A new report has found that sales of legal cannabis in Massachusetts could top $1.1 billion by 2020 if the state approves a ballot measure later this year to legalize recreational cannabis.
The report was released last week by ArcView Market Research and New Frontier and determined that the legalization of cannabis could offer Massachusetts an array of economic benefits. It predicts that the Bay State could become a regional hub for “canna-tourism,” though much still depends on whether neighboring states will choose to legalize cannabis as well.
In addition to tourism, the report finds that legalization could also provide Massachusetts more money by way of companies offering a variety of cannabis-related products, such as vaporizers and grow lights, among others.
The growth of medical cannabis is seen as being equally steep: The report finds that while the medical cannabis market yielded roughly $7.9 million in 2015, that number is likely to reach around $78.7 million in 2016, representing a tenfold increase.

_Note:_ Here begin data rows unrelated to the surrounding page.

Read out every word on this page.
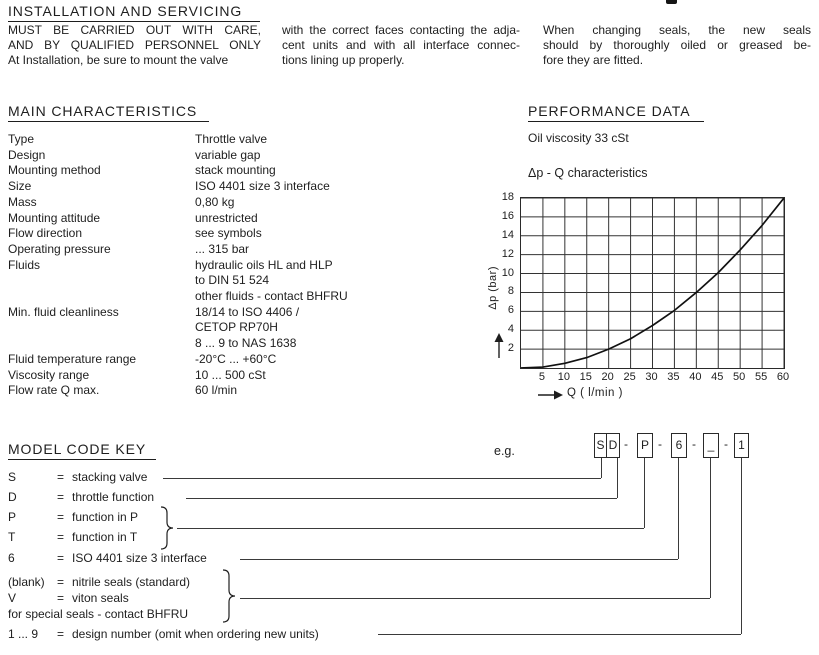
INSTALLATION AND SERVICING
MUST BE CARRIED OUT WITH CARE,
AND BY QUALIFIED PERSONNEL ONLY
At Installation, be sure to mount the valve
with the correct faces contacting the adja-
cent units and with all interface connec-
tions lining up properly.
When changing seals, the new seals
should by thoroughly oiled or greased be-
fore they are fitted.
MAIN CHARACTERISTICS
Type	Throttle valve
Design	variable gap
Mounting method	stack mounting
Size	ISO 4401 size 3 interface
Mass	0,80 kg
Mounting attitude	unrestricted
Flow direction	see symbols
Operating pressure	... 315 bar
Fluids	hydraulic oils HL and HLP
to DIN 51 524
other fluids - contact BHFRU
Min. fluid cleanliness	18/14 to ISO 4406 /
CETOP RP70H
8 ... 9 to NAS 1638
Fluid temperature range	-20°C ... +60°C
Viscosity range	10 ... 500 cSt
Flow rate Q max.	60 l/min
PERFORMANCE DATA
Oil viscosity 33 cSt
Δp - Q characteristics
Δp (bar)
Q ( l/min )
MODEL CODE KEY	e.g.	S D -	P -	6 - _ - 1
S	= stacking valve
D	= throttle function
P	= function in P
T	= function in T
6	= ISO 4401 size 3 interface
(blank) = nitrile seals (standard)
V	= viton seals
for special seals - contact BHFRU
1 ... 9 = design number (omit when ordering new units)
2
4
6
8
10
12
14
16
18
5	10 15 20 25 30 35 40 45 50 55 60
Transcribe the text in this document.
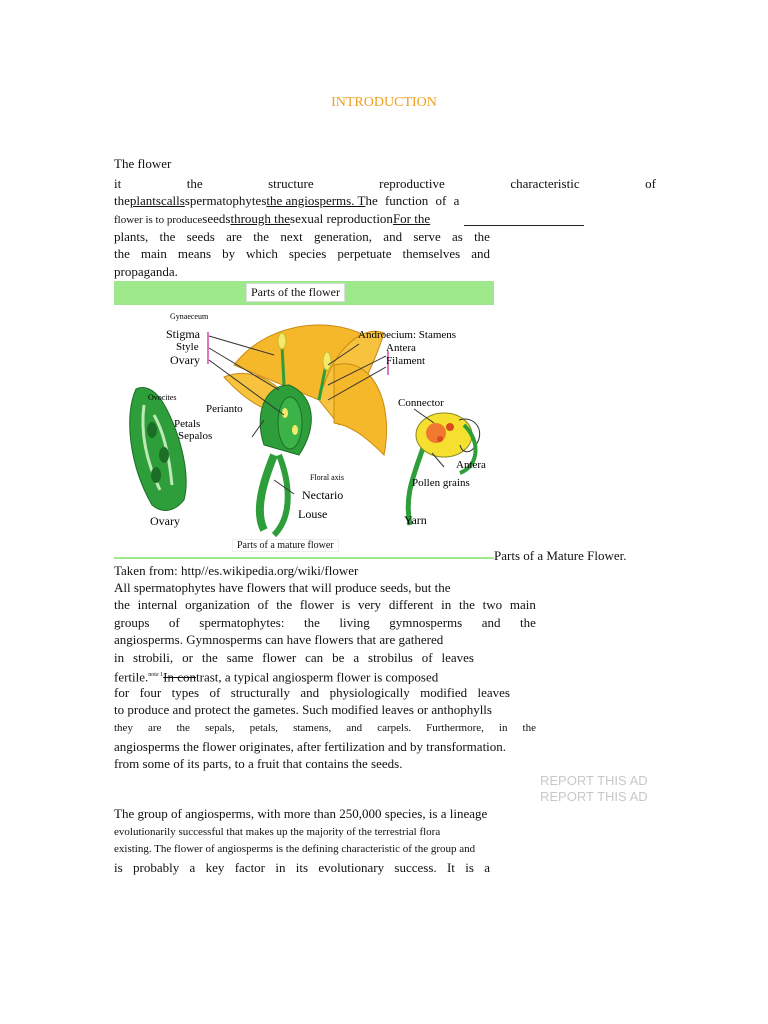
INTRODUCTION
The flower
it	the	structure	reproductive	characteristic	of
theplantscallsspermatophytesthe angiosperms. The function of a
flower is to produceseedsthrough thesexual reproductionFor the
plants, the seeds are the next generation, and serve as the
the main means by which species perpetuate themselves and
propaganda.
Parts of the flower
Gynaeceum
Stigma
Style
Ovary
Androecium: Stamens
Antera
Filament
Ovocites
Petals
Sepalos
Perianto	Connector
Antera
Pollen grains
Floral axis
Nectario
Louse
Ovary	Yarn
Parts of a mature flower
Parts of a Mature Flower.
Taken from: http//es.wikipedia.org/wiki/flower
All spermatophytes have flowers that will produce seeds, but the
the internal organization of the flower is very different in the two main
groups of spermatophytes: the living gymnosperms and the
angiosperms. Gymnosperms can have flowers that are gathered
in strobili, or the same flower can be a strobilus of leaves
fertile.$^{note 1}$In contrast, a typical angiosperm flower is composed
for four types of structurally and physiologically modified leaves
to produce and protect the gametes. Such modified leaves or anthophylls
they are the sepals, petals, stamens, and carpels. Furthermore, in the
angiosperms the flower originates, after fertilization and by transformation.
from some of its parts, to a fruit that contains the seeds.
REPORT THIS AD
REPORT THIS AD
The group of angiosperms, with more than 250,000 species, is a lineage
evolutionarily successful that makes up the majority of the terrestrial flora
existing. The flower of angiosperms is the defining characteristic of the group and
is probably a key factor in its evolutionary success. It is a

The ballot measure –proposed by the Campaign to Regulate Marijuana Like Alcohol, a state advocacy group– would make recreational cannabis legal by January of 2018 for individuals over the age of 21. The issue has been hotly debate among the state’s politicians, some of whom released an official report earlier this month that offered both recommendations and notes of caution on the pending measure.
“In the final analysis,” wrote the group of state senators, “the Committee members believe strongly that it would be prudent for Massachusetts to take a cautious approach to considering marijuana legalization, and continue to learn from the experience of other states.”
Massachusetts Governor Charlie Baker (R) personally opposes the legalization of recreational cannabis but nonetheless has said he thinks the issue should be resolved through a vote by the public. Baker, along with state Attorney General Maura Healey (D) and Boston Mayor Martin J. Walsh (D), co-authored an op-ed in The Boston Globe earlier this month urging the state’s voters not to pass the ballot initiative.
Massachusetts is not the only Northeastern state debating a liberalization of its cannabis laws: The Vermont legislature is currently debating a measure that would legalize recreational cannabis. Should the measure pass, it would make Vermont the first state nationwide to legalize the product through legislation instead of voter-led initiatives.